In the link I’ve provided above, you will find the next 10, and here is a link to the complete list. Apparently 290 were nominated, and thousands (nothing more specific than that) voted.

And, before I close, some basic stats. Ten novels:

  • 8 authors;
  • 3 women;
  • no indigenous author (but Alexis Wright does appear in the top 20);
  • all published after 1900 (but a couple of earlier ones appear in the top 20); and
  • I have read only 7, of which I am a little ashamed (but I have seen one of the others as a miniseries – does that count? – and the remaining two are in my TBR, one physical, one virtual).

Bran Nue Dae

Broome

The gorgeous colours of Broome

You could hardly get two more different films than Warwick Thornton’s Samson and Delilah and Rachel Perkins’ Bran Nue Dae. Both are directed by indigenous Australians and both address indigenous Australian issues but, wow, how differently they do it. While Samson and Delilah is spare and almost without dialogue, Bran Nue Dae is exuberant and highly verbal. Of course it is, it’s a musical set in 1969.
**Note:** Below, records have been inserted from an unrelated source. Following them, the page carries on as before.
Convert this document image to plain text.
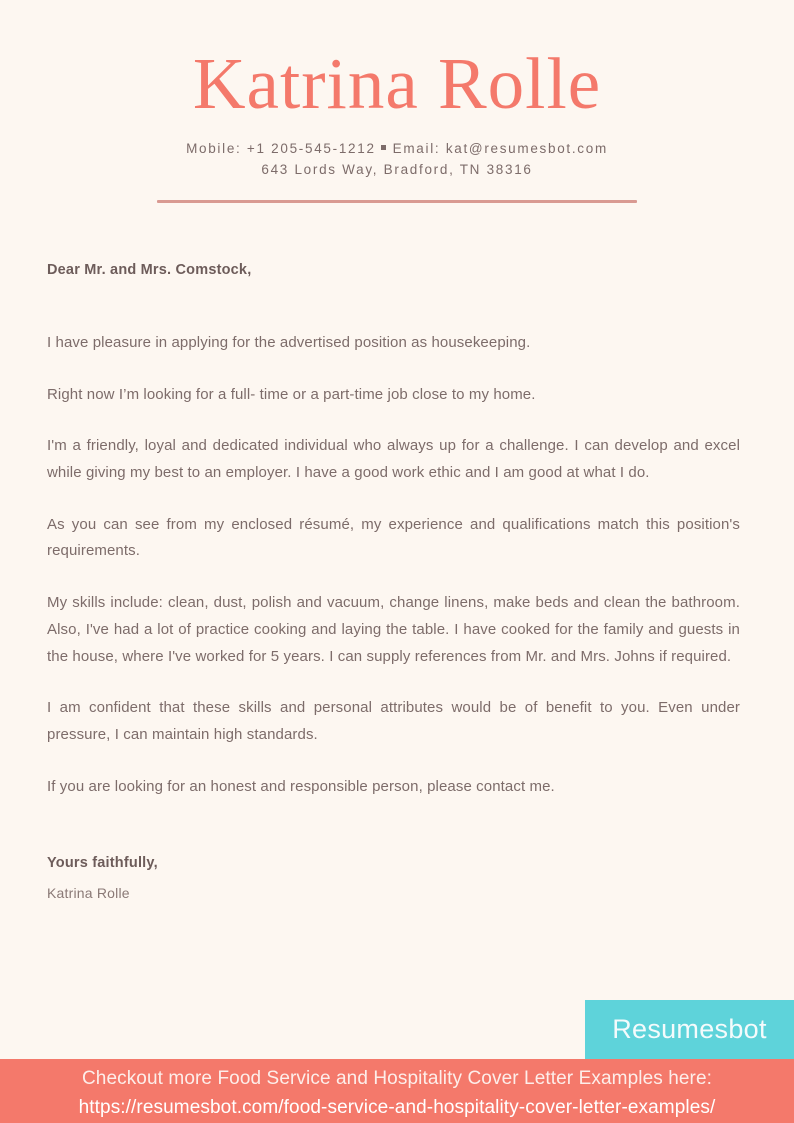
Katrina Rolle
Mobile: +1 205-545-1212 Email: kat@resumesbot.com
643 Lords Way, Bradford, TN 38316

Dear Mr. and Mrs. Comstock,

I have pleasure in applying for the advertised position as housekeeping.

Right now I’m looking for a full- time or a part-time job close to my home.

I'm a friendly, loyal and dedicated individual who always up for a challenge. I can develop and excel while giving my best to an employer. I have a good work ethic and I am good at what I do.

As you can see from my enclosed résumé, my experience and qualifications match this position's requirements.

My skills include: clean, dust, polish and vacuum, change linens, make beds and clean the bathroom. Also, I've had a lot of practice cooking and laying the table. I have cooked for the family and guests in the house, where I've worked for 5 years. I can supply references from Mr. and Mrs. Johns if required.

I am confident that these skills and personal attributes would be of benefit to you. Even under pressure, I can maintain high standards.

If you are looking for an honest and responsible person, please contact me.

Yours faithfully,

Katrina Rolle

Resumesbot
Checkout more Food Service and Hospitality Cover Letter Examples here:
https://resumesbot.com/food-service-and-hospitality-cover-letter-examples/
There’s nothing I would rather be
Than to be an Aborigine
and watch you take my precious land away.

You have to see it to fully appreciate the contrast between the joyful (in fact cliched-musical-style) presentation of this song and the sting in its tail. Bran Nue Dae started life as a set of songs written by indigenous Australian musicians about growing up in Broome in the 1960s. Some time later, these musically eclectic songs were transformed into a musical that was a hit at the Festival of Perth in 1990. Rachel Perkins has apparently long wanted to adapt it for film. I have not seen the original play and so cannot comment on how the film compares with the original. Others can do that if they wish: I’m not always convinced that it is a worthwhile exercise to compare originals and their adaptations. Judge each work on its own terms is, I think, a better policy.

Briefly, the plot. Willy’s devout mother has scrimped and saved so he can go to boarding school in Perth and train to be a priest, but Willy (newcomer Rocky McKenzie) has met a girl (Jessica Mauboy), in his hometown of Broome, and is not so sure that priesthood is what he wants. Following conflict with the school’s priest (Geoffrey Rush), he heads back home from Perth, more or less under the wing of newly met Uncle Tadpole (Ernie Sigley). They obtain a ride with a hippie couple (Missy Higgins and Tom Budge), and the rest as they say is …. The encouraging thing about the film is that it celebrates our similarities (this is, after all, a coming-of-age story) while at the same time recognising significant differences (specifically the cultural dislocation experienced by indigenous people).

Comedy always seems to me to be a little tricky to review. There is such a fine line between being funny and being cringe-making. This film has the odd awkward or cringe-making moment – it verges on vaudeville and has its share of stereotypical if not downright cliched scenes. But these moments are few – and in fact they are, I’m sure, self-consciously there. Perkins wants us to make the connections between traditional musical comedy and her movie so that we can see its subversiveness – and it is subtly (or not so subtly) subversive. I found it genuinely funny – but with enough satire and moments of pathos (such as the references to deaths in custody) – that I got the message as well.

This film is at the other end of the black-white dialogue in Australia from Samson and Delilah. It is also starkly different from Rachel Perkins’ other musical (but definitely not comedy) film, One night the moon, which deals tragically with the refusal to engage in dialogue. It too is a spare film. These are both great must-see films, but it is also good to see humour being used in this important but mostly oh-so earnestly explored area.

And so, if you like to have a laugh – but with a little bite in it – go see Bran Nue Dae.